The comments by the Most Rev Vincent Nichols follow the release of a report that revealed Catholic priests and nuns terrorised thousands of boys and girls in the Irish Republic, while government inspectors failed to stop the continuing beatings, rapes and humiliation.
In an interview broadcast to be broadcast tonight on ITV's News at Ten, Nichols said: "It's very distressing and very disturbing and my heart goes out today first of all to those people who will find that their stories are now told in public.
"Secondly, I think of those in religious orders and some of the clergy in Dublin who have to face these facts from their past, which instinctively and quite naturally they'd rather not look at.
"That takes courage, and also we shouldn't forget that this account today will also overshadow all of the good that they also did."
Nichols, who will today be installed as the archbishop of Westminster, replacing Cardinal Cormac Murphy O'Connor, was responding to the 2,600-page report from Ireland's commission to inquire into child abuse.
Child protection groups were quick to condemn Nichols, who has been widely praised in the past for his communication skills and ease with the media.
Michele Elliot, chief executive of the charity Kidscape, said that while she was glad Nichols acknowledged the scandal of paedophilia in the priesthood, she was unhappy that he had tempered the apology.
"It is ludicrous. It should be a straightforward mea culpa. It is a moral stance and he should say that it is all about the children and the rest of them be damned. There are no excuses for religious orders.
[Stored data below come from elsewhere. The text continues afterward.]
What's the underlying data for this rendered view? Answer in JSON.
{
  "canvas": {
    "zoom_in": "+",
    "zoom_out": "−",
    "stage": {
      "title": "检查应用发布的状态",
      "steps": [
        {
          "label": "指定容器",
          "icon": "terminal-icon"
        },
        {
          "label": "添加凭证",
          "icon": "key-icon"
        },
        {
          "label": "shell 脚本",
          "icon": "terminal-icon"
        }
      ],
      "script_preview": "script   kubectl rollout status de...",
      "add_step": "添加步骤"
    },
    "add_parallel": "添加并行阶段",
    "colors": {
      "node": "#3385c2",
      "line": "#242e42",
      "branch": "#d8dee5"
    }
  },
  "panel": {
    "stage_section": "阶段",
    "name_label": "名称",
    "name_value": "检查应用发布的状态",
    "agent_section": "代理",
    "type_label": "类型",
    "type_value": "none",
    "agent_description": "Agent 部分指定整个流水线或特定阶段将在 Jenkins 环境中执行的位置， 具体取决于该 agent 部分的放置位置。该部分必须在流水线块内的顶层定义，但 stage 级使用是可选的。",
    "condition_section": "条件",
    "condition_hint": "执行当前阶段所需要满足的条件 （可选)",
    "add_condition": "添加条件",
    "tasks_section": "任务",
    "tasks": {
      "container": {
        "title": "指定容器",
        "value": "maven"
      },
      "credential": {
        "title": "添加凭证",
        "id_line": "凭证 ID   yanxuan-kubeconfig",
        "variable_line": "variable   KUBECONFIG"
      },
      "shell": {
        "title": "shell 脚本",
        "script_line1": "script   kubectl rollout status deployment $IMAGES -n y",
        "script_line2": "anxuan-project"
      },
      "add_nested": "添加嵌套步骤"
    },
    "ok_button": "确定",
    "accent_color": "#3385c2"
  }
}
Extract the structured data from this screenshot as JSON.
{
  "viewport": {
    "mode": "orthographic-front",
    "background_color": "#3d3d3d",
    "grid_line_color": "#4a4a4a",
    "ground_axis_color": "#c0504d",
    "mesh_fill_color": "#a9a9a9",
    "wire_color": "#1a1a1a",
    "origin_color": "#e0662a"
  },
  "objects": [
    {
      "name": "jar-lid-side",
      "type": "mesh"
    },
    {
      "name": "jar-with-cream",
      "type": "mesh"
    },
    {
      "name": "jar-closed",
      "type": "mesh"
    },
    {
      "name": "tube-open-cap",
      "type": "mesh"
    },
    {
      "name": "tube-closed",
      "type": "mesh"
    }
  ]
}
"If I were a victim of child abuse I would feel that his real concern is for priests and nuns."
The controversy threatens to overshadow tomorrow's installation, which will be attended by more than 2,200 guests including Lord Guthrie (representing Prince Charles), Paul Murphy (representing the prime minister), the Duke of Norfolk, the archbishop of Canterbury, Rowan Williams, the archbishop of York, John Sentamu, cabinet secretary Sir Gus O'Donnell, and hundreds of clergy.
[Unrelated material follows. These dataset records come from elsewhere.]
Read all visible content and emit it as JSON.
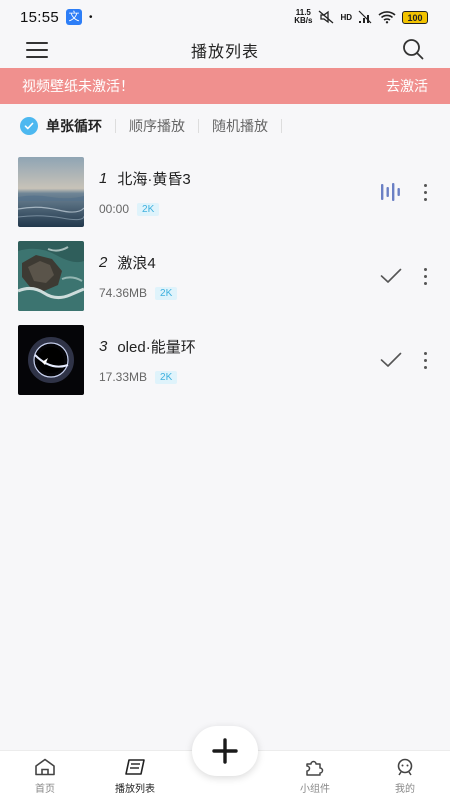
{
  "status_bar": {
    "time": "15:55",
    "net_speed_top": "11.5",
    "net_speed_bottom": "KB/s",
    "hd": "HD",
    "battery": "100"
  },
  "header": {
    "title": "播放列表"
  },
  "banner": {
    "message": "视频壁纸未激活！",
    "action": "去激活",
    "color": "#f0908e"
  },
  "play_modes": [
    {
      "label": "单张循环",
      "active": true
    },
    {
      "label": "顺序播放",
      "active": false
    },
    {
      "label": "随机播放",
      "active": false
    }
  ],
  "playlist": [
    {
      "index": "1",
      "title": "北海·黄昏3",
      "info": "00:00",
      "quality": "2K",
      "state": "playing"
    },
    {
      "index": "2",
      "title": "激浪4",
      "info": "74.36MB",
      "quality": "2K",
      "state": "downloaded"
    },
    {
      "index": "3",
      "title": "oled·能量环",
      "info": "17.33MB",
      "quality": "2K",
      "state": "downloaded"
    }
  ],
  "bottom_nav": [
    {
      "label": "首页",
      "icon": "home-icon",
      "active": false
    },
    {
      "label": "播放列表",
      "icon": "playlist-icon",
      "active": true
    },
    {
      "label": "小组件",
      "icon": "puzzle-icon",
      "active": false
    },
    {
      "label": "我的",
      "icon": "profile-icon",
      "active": false
    }
  ],
  "fab": {
    "icon": "plus-icon"
  },
  "colors": {
    "accent": "#4db8f0",
    "banner": "#f0908e",
    "badge_text": "#3fb0de",
    "playing_bars": "#6a7fc4"
  }
}
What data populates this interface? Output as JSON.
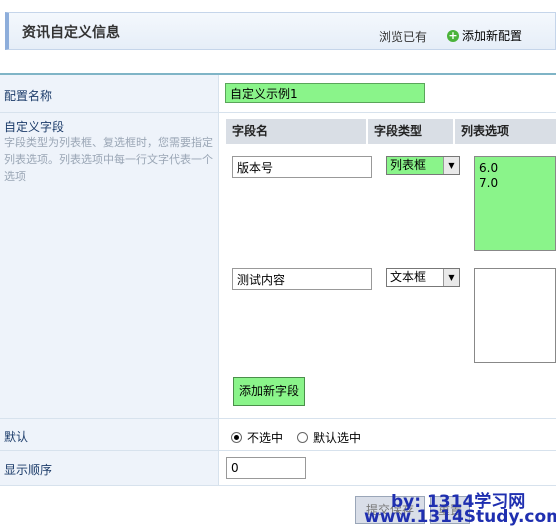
{
  "header": {
    "title": "资讯自定义信息",
    "browse_label": "浏览已有",
    "add_config_label": "添加新配置"
  },
  "form": {
    "name_label": "配置名称",
    "name_value": "自定义示例1",
    "custom_label": "自定义字段",
    "custom_hint": "字段类型为列表框、复选框时，您需要指定列表选项。列表选项中每一行文字代表一个选项",
    "columns": [
      "字段名",
      "字段类型",
      "列表选项"
    ],
    "fields": [
      {
        "name": "版本号",
        "type": "列表框",
        "options": "6.0\n7.0"
      },
      {
        "name": "测试内容",
        "type": "文本框",
        "options": ""
      }
    ],
    "add_field_label": "添加新字段",
    "default_label": "默认",
    "default_options": [
      "不选中",
      "默认选中"
    ],
    "default_selected": "不选中",
    "order_label": "显示顺序",
    "order_value": "0",
    "submit_label": "提交保存",
    "reset_label": "重置"
  },
  "watermark": {
    "line1": "by: 1314学习网",
    "line2": "www.1314Study.com"
  },
  "colors": {
    "highlight_green": "#8af48a",
    "label_bg": "#eef3fa",
    "label_text": "#1c3c6a",
    "watermark": "#1f2fb0"
  }
}
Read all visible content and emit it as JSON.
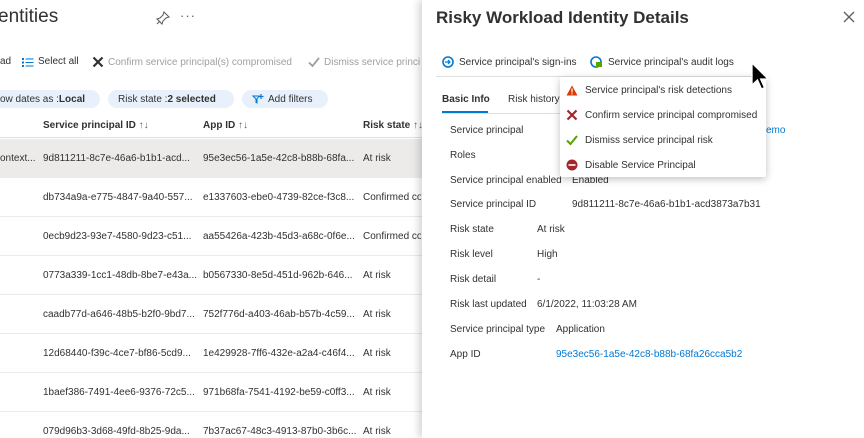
{
  "page": {
    "title": "entities",
    "commands": {
      "download_fragment": "ad",
      "select_all": "Select all",
      "confirm_compromised": "Confirm service principal(s) compromised",
      "dismiss_fragment": "Dismiss service princi"
    },
    "filters": {
      "show_dates_prefix": "ow dates as : ",
      "show_dates_value": "Local",
      "risk_state_prefix": "Risk state : ",
      "risk_state_value": "2 selected",
      "add_filters": "Add filters"
    },
    "columns": {
      "service_principal_id": "Service principal ID",
      "app_id": "App ID",
      "risk_state": "Risk state",
      "sort_glyph": "↑↓"
    },
    "rows": [
      {
        "name": "ontext...",
        "spid": "9d811211-8c7e-46a6-b1b1-acd...",
        "appid": "95e3ec56-1a5e-42c8-b88b-68fa...",
        "state": "At risk"
      },
      {
        "name": "",
        "spid": "db734a9a-e775-4847-9a40-557...",
        "appid": "e1337603-ebe0-4739-82ce-f3c8...",
        "state": "Confirmed co"
      },
      {
        "name": "",
        "spid": "0ecb9d23-93e7-4580-9d23-c51...",
        "appid": "aa55426a-423b-45d3-a68c-0f6e...",
        "state": "Confirmed co"
      },
      {
        "name": "",
        "spid": "0773a339-1cc1-48db-8be7-e43a...",
        "appid": "b0567330-8e5d-451d-962b-646...",
        "state": "At risk"
      },
      {
        "name": "",
        "spid": "caadb77d-a646-48b5-b2f0-9bd7...",
        "appid": "752f776d-a403-46ab-b57b-4c59...",
        "state": "At risk"
      },
      {
        "name": "",
        "spid": "12d68440-f39c-4ce7-bf86-5cd9...",
        "appid": "1e429928-7ff6-432e-a2a4-c46f4...",
        "state": "At risk"
      },
      {
        "name": "",
        "spid": "1baef386-7491-4ee6-9376-72c5...",
        "appid": "971b68fa-7541-4192-be59-c0ff3...",
        "state": "At risk"
      },
      {
        "name": "",
        "spid": "079d96b3-3d68-49fd-8b25-9da...",
        "appid": "7b37ac67-48c3-4913-87b0-3b6c...",
        "state": "At risk"
      }
    ]
  },
  "panel": {
    "title": "Risky Workload Identity Details",
    "toolbar": {
      "signins": "Service principal's sign-ins",
      "audit_logs": "Service principal's audit logs"
    },
    "tabs": {
      "basic_info": "Basic Info",
      "risk_history": "Risk history"
    },
    "menu": {
      "risk_detections": "Service principal's risk detections",
      "confirm": "Confirm service principal compromised",
      "dismiss": "Dismiss service principal risk",
      "disable": "Disable Service Principal"
    },
    "props": {
      "sp_label": "Service principal",
      "sp_value_fragment": "emo",
      "roles_label": "Roles",
      "enabled_label": "Service principal enabled",
      "enabled_value": "Enabled",
      "spid_label": "Service principal ID",
      "spid_value": "9d811211-8c7e-46a6-b1b1-acd3873a7b31",
      "state_label": "Risk state",
      "state_value": "At risk",
      "level_label": "Risk level",
      "level_value": "High",
      "detail_label": "Risk detail",
      "detail_value": "-",
      "updated_label": "Risk last updated",
      "updated_value": "6/1/2022, 11:03:28 AM",
      "type_label": "Service principal type",
      "type_value": "Application",
      "appid_label": "App ID",
      "appid_value": "95e3ec56-1a5e-42c8-b88b-68fa26cca5b2"
    }
  },
  "colors": {
    "accent": "#0078d4",
    "warning": "#d83b01",
    "danger": "#a4262c",
    "success": "#107c10"
  },
  "icons": {
    "pin": "pin-icon",
    "more": "more-icon",
    "close": "close-icon",
    "select_all": "list-icon",
    "confirm": "x-icon",
    "dismiss": "check-icon",
    "add_filters": "filter-add-icon",
    "signins": "signin-icon",
    "audit_logs": "audit-log-icon",
    "warning": "warning-icon",
    "disable": "disable-icon"
  }
}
A spokesman for the Irish Survivors of Child Abuse organisation also attacked Nichols.
Former industrial schools resident Patrick Walsh said: "Rubbish is too kind of word for what the archbishop has said. I believe I have heard this kind of twaddle uttered by politicians in Ireland like Bertie Ahern, the former prime minister. It is the verbiage of unreason and it leaves me cold. What the archbishop really has to do is take a long hard look at the character and nature of the people he is talking about and ask himself if they are capable of being good."
The row is reminiscent of one that engulfed the early years of O'Connor's administration. It emerged that he had failed to act when a priest, Michael Hill, became known to him as a paedophile. Instead of informing the police, he moved him to the chaplaincy at Gatwick airport, where he believed the priest would no longer be a danger to children.
In 1997, however, Hill was convicted of sex attacks against nine children. After serving three years, he was then given another sentence of five years for assaults on three more boys.
At the time, O'Connor argued that there was little understanding about paedophilia and he survived calls for his resignation. He was cleared by an inquiry and set up the Nolan commission, which established a more rigorous child protection system.